The Lawboratory Project explores a participatory approach to public legal education, raising awareness of cutting-edge legal research and generating law-related research by virtue of the learning yielded by extensive experimental public interactions. By this approach it aims to generate greater impact of research, innovation in research methodologies and new forms of research outputs.

Law, legal frameworks and regulations touch our lives in a million visible and invisible ways. While most of us accept they exist and will engage when necessary, most of us know little about them. Lawboratory will communicate, celebrate and challenge how people think about law.  Engaging exhibits will be co-produced by creative practitioners, designers and legal scholars through iterative processes.

The exhibits will be open to the public, either for general or targeted audiences. This outreach will broaden the impact of legal scholarship and widen public engagement with law.

Lawboratory rests on the following principles:

Innovation — a playful, experimental, celebratory approach to public legal education, disseminating legal scholarship and generating novel research (in terms of theme and form) is innovative. Lawboratory aims to turn facts into learning, feelings and action.

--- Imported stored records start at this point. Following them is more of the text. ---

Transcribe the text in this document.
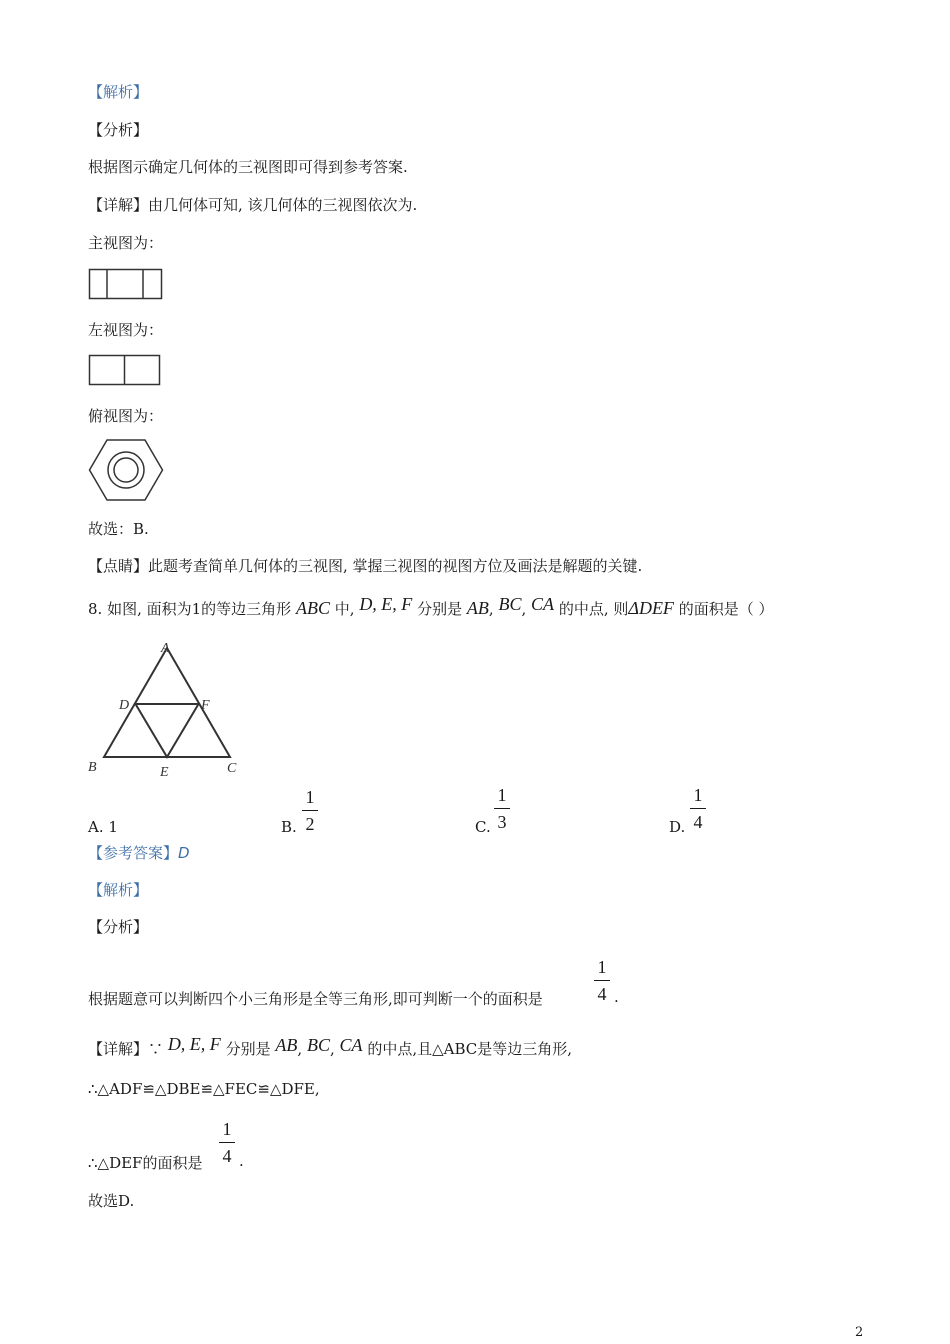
【解析】
【分析】
根据图示确定几何体的三视图即可得到参考答案.
【详解】由几何体可知, 该几何体的三视图依次为.
主视图为：
左视图为：
俯视图为：
故选：B.
【点睛】此题考查简单几何体的三视图, 掌握三视图的视图方位及画法是解题的关键.
8. 如图, 面积为1的等边三角形 ABC 中, D, E, F 分别是 AB, BC, CA 的中点, 则ΔDEF 的面积是（ ）
A
D	F
B	E	C
A. 1	B.
1
2	C.
1
3	D.
1
4
【参考答案】D
【解析】
【分析】
根据题意可以判断四个小三角形是全等三角形,即可判断一个的面积是
1
4 .
【详解】∵ D, E, F 分别是 AB, BC, CA 的中点,且△ABC是等边三角形,
∴△ADF≌△DBE≌△FEC≌△DFE,
∴△DEF的面积是
1
4 .
故选D.
2
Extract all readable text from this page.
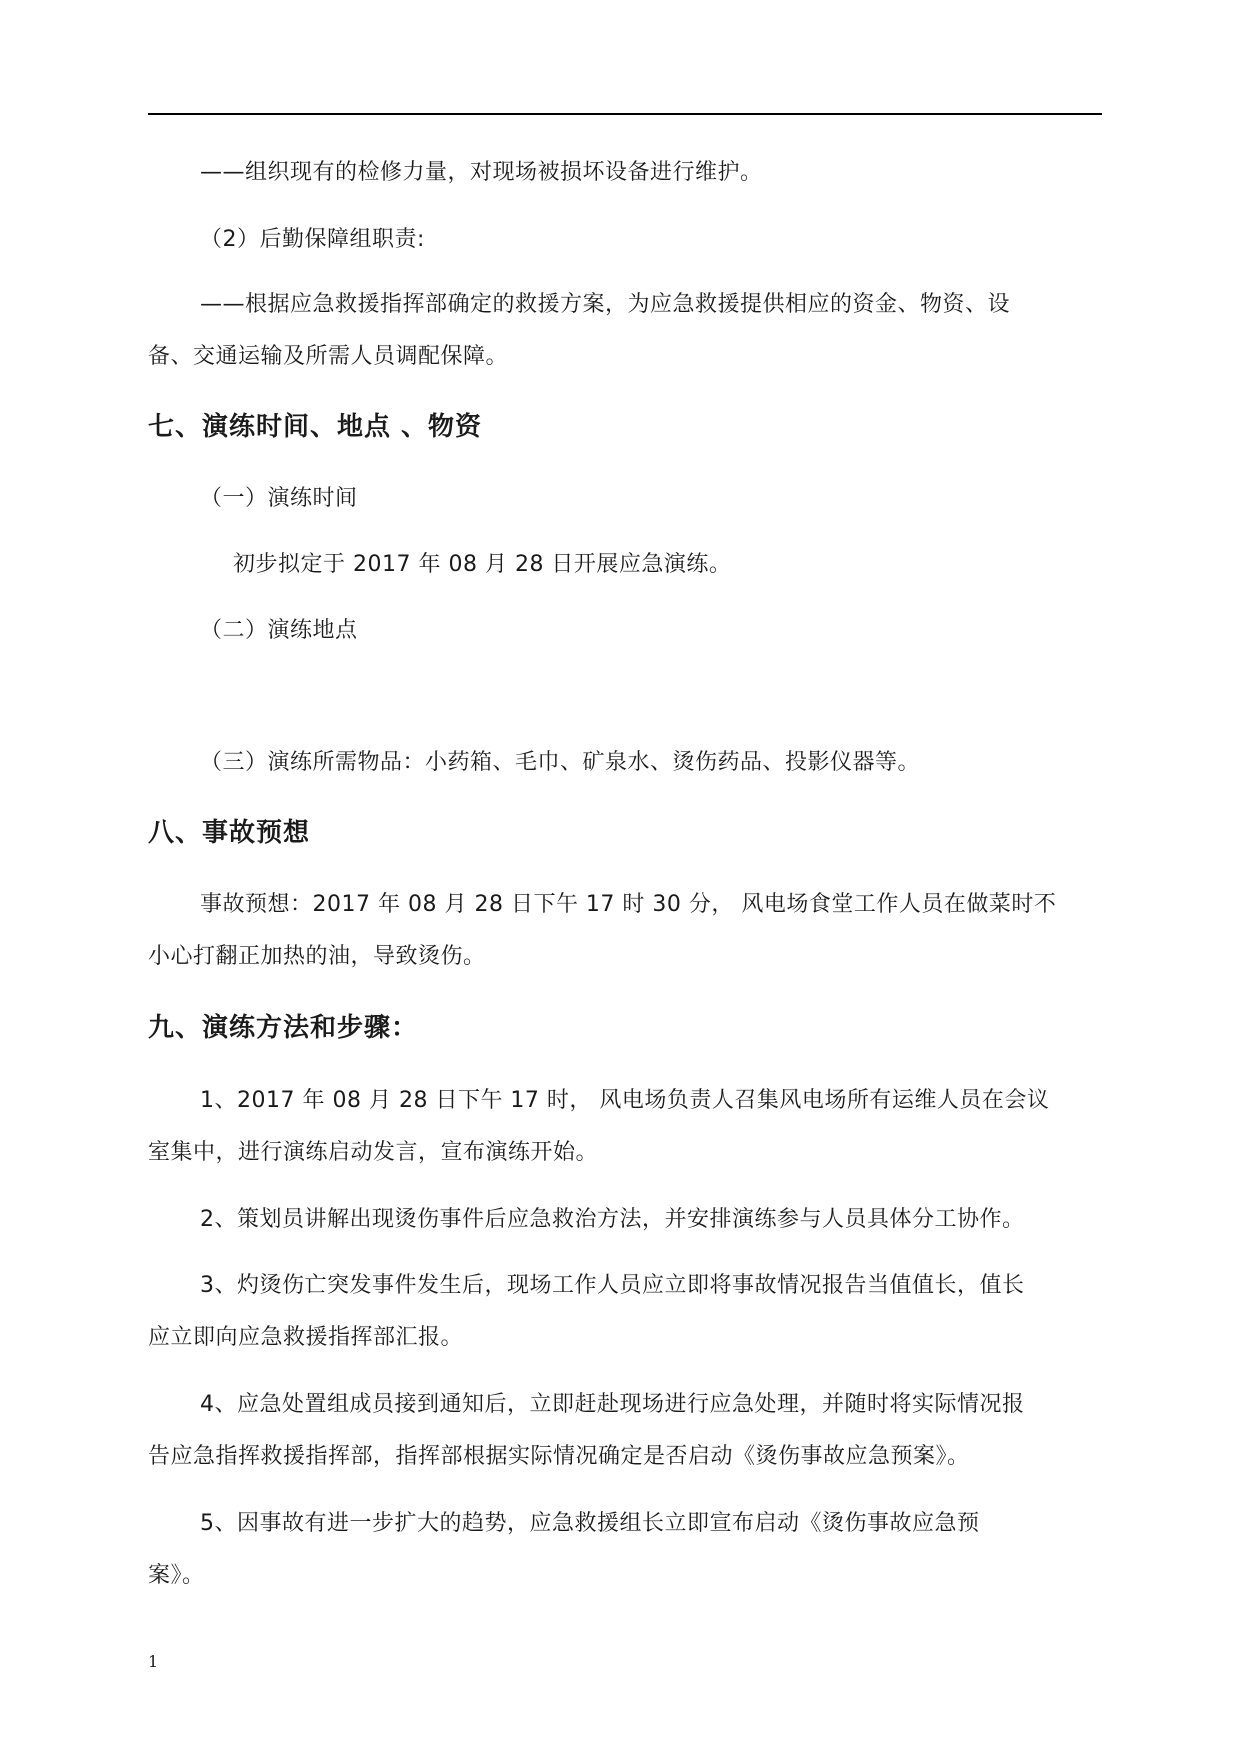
——组织现有的检修力量，对现场被损坏设备进行维护。
（2）后勤保障组职责:
——根据应急救援指挥部确定的救援方案，为应急救援提供相应的资金、物资、设
备、交通运输及所需人员调配保障。
七、演练时间、地点 、物资
（一）演练时间
初步拟定于 2017 年 08 月 28 日开展应急演练。
（二）演练地点
（三）演练所需物品：小药箱、毛巾、矿泉水、烫伤药品、投影仪器等。
八、事故预想
事故预想：2017 年 08 月 28 日下午 17 时 30 分， 风电场食堂工作人员在做菜时不
小心打翻正加热的油，导致烫伤。
九、演练方法和步骤：
1、2017 年 08 月 28 日下午 17 时， 风电场负责人召集风电场所有运维人员在会议
室集中，进行演练启动发言，宣布演练开始。
2、策划员讲解出现烫伤事件后应急救治方法，并安排演练参与人员具体分工协作。
3、灼烫伤亡突发事件发生后，现场工作人员应立即将事故情况报告当值值长，值长
应立即向应急救援指挥部汇报。
4、应急处置组成员接到通知后，立即赶赴现场进行应急处理，并随时将实际情况报
告应急指挥救援指挥部，指挥部根据实际情况确定是否启动《烫伤事故应急预案》。
5、因事故有进一步扩大的趋势，应急救援组长立即宣布启动《烫伤事故应急预
案》。
1
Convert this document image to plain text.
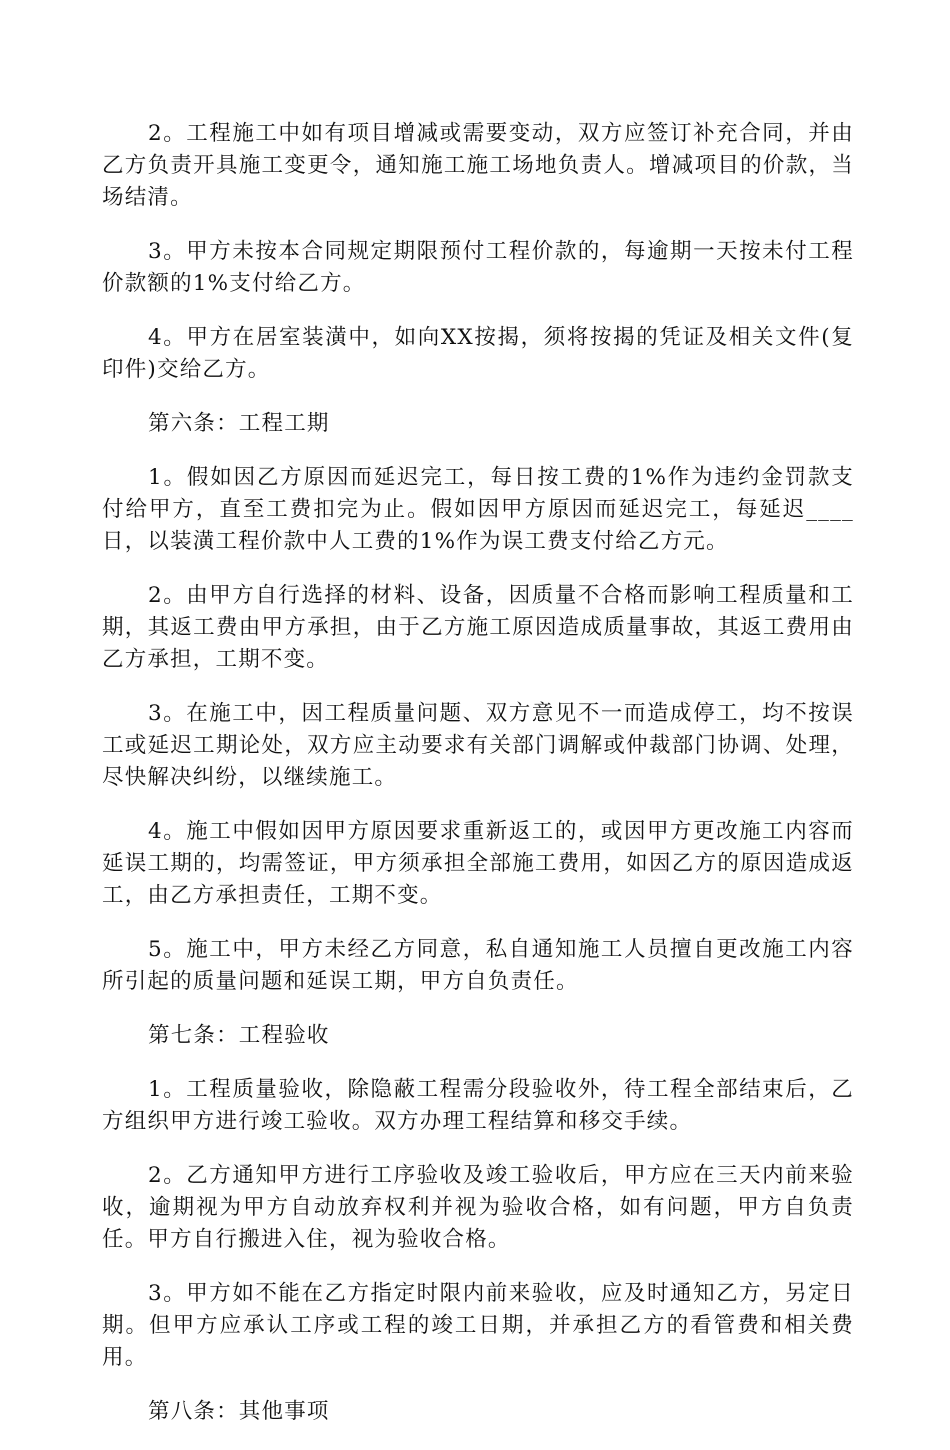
2。工程施工中如有项目增减或需要变动，双方应签订补充合同，并由乙方负责开具施工变更令，通知施工施工场地负责人。增减项目的价款，当场结清。

3。甲方未按本合同规定期限预付工程价款的，每逾期一天按未付工程价款额的1%支付给乙方。

4。甲方在居室装潢中，如向XX按揭，须将按揭的凭证及相关文件(复印件)交给乙方。

第六条：工程工期

1。假如因乙方原因而延迟完工，每日按工费的1%作为违约金罚款支付给甲方，直至工费扣完为止。假如因甲方原因而延迟完工，每延迟____日，以装潢工程价款中人工费的1%作为误工费支付给乙方元。

2。由甲方自行选择的材料、设备，因质量不合格而影响工程质量和工期，其返工费由甲方承担，由于乙方施工原因造成质量事故，其返工费用由乙方承担，工期不变。

3。在施工中，因工程质量问题、双方意见不一而造成停工，均不按误工或延迟工期论处，双方应主动要求有关部门调解或仲裁部门协调、处理，尽快解决纠纷，以继续施工。

4。施工中假如因甲方原因要求重新返工的，或因甲方更改施工内容而延误工期的，均需签证，甲方须承担全部施工费用，如因乙方的原因造成返工，由乙方承担责任，工期不变。

5。施工中，甲方未经乙方同意，私自通知施工人员擅自更改施工内容所引起的质量问题和延误工期，甲方自负责任。

第七条：工程验收

1。工程质量验收，除隐蔽工程需分段验收外，待工程全部结束后，乙方组织甲方进行竣工验收。双方办理工程结算和移交手续。

2。乙方通知甲方进行工序验收及竣工验收后，甲方应在三天内前来验收，逾期视为甲方自动放弃权利并视为验收合格，如有问题，甲方自负责任。甲方自行搬进入住，视为验收合格。

3。甲方如不能在乙方指定时限内前来验收，应及时通知乙方，另定日期。但甲方应承认工序或工程的竣工日期，并承担乙方的看管费和相关费用。

第八条：其他事项
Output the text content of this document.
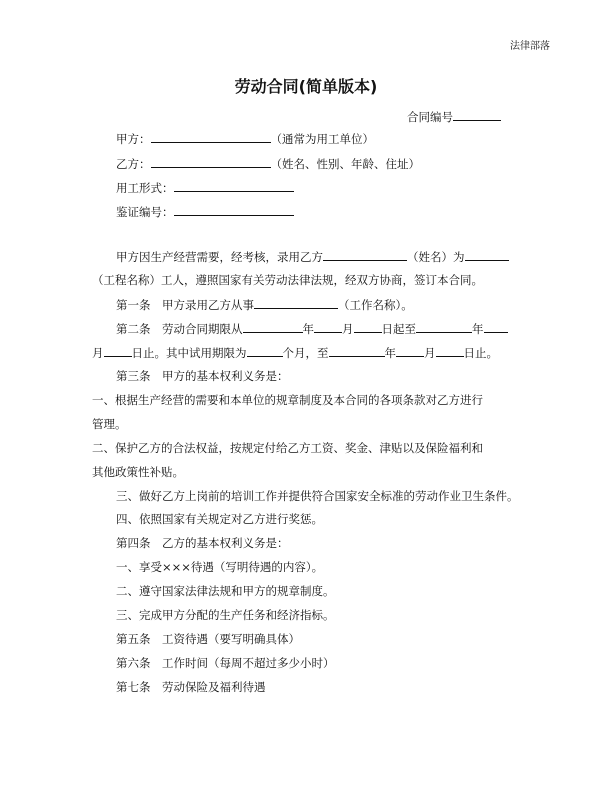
法律部落
劳动合同(简单版本)
合同编号
甲方：	（通常为用工单位）
乙方：	（姓名、性别、年龄、住址）
用工形式：
鉴证编号：
甲方因生产经营需要，经考核，录用乙方	（姓名）为
（工程名称）工人，遵照国家有关劳动法律法规，经双方协商，签订本合同。
第一条　甲方录用乙方从事	（工作名称）。
第二条　劳动合同期限从	年 月 日起至	年
月 日止。其中试用期限为	个月，至	年 月 日止。
第三条　甲方的基本权利义务是：
一、根据生产经营的需要和本单位的规章制度及本合同的各项条款对乙方进行
管理。
二、保护乙方的合法权益，按规定付给乙方工资、奖金、津贴以及保险福利和
其他政策性补贴。
三、做好乙方上岗前的培训工作并提供符合国家安全标准的劳动作业卫生条件。
四、依照国家有关规定对乙方进行奖惩。
第四条　乙方的基本权利义务是：
一、享受×××待遇（写明待遇的内容）。
二、遵守国家法律法规和甲方的规章制度。
三、完成甲方分配的生产任务和经济指标。
第五条　工资待遇（要写明确具体）
第六条　工作时间（每周不超过多少小时）
第七条　劳动保险及福利待遇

Participation — Lawboratory will involve visitors in curated exhibits, offering them information or perspectives that engage their attention and emotions in an entertaining and captivating way.  Trained mediators with appropriate expertise will assist the visitors to engage with the exhibit. The visitor may also become a consenting contributor of data to a research study related to the exhibit or another area of law.

Visitors’ reactions to the exhibit inspire or trigger further relevance to the exhibit for the researcher. As demonstrated by Michael John Gorman’s ‘Ideas Colliders’ exhibited at Trinity College Dublin’s Science Gallery in Dublin (and now replicated elsewhere), artistic collaboration with scientific research created exhibits to engage the public and collide yet more ideas:

‘Ideas Colliders – places to connect emerging research with the public, drawing the insights and concerns of the public into research, and through this process, transforming the role and relevance of the university itself.’
(MJ Gorman, Ideas Colliders, p152)

Lawboratory will do this for law.

For all – Lawboratory is essentially audience-centred with no limit at whom it is aimed. Some exhibits may be targeted at a specific sector of the community, while others will be for all.

Inspiration here is taken from Nina Simon’s OF/BY/FOR ALL approach to helping public institutions become more inclusive, equitable, and relevant to their communities.

Law – the overarching subject area is law which inevitably covers a vast array of possible themes, topics, angles, connections. Led by researchers’ interests, each exhibit will highlight an area of law of significance and relevance.

Impact – so much legal scholarship stays within the academy and the legal profession, yet so much of it has personal, societal and national significance. Lawboratory will aerate legal scholarship through playful and participatory exhibits to reach a broader audience.

The Team

Prof Eugene McNamee

Executive Director and founder-member of the Ulster Legal Innovation Centre, a Centre of collaboration between the Law School and the School of Computing and Intelligent Systems. With interests in legal education, technology as an anthropological process, information flow processes in complex communicative systems and Law & Film, his vision for Lawboratory combines these interests to evolve a culturally significant entity bridging the divide between creative and legal practice.

Dr Lucy Royal-Dawson

Research Associate on the Lawboratory Project. With a background in social justice and human rights research, rights-based and participatory methods and the curation of cinematic events, she manages the development of the project and steers its public legal education research objectives.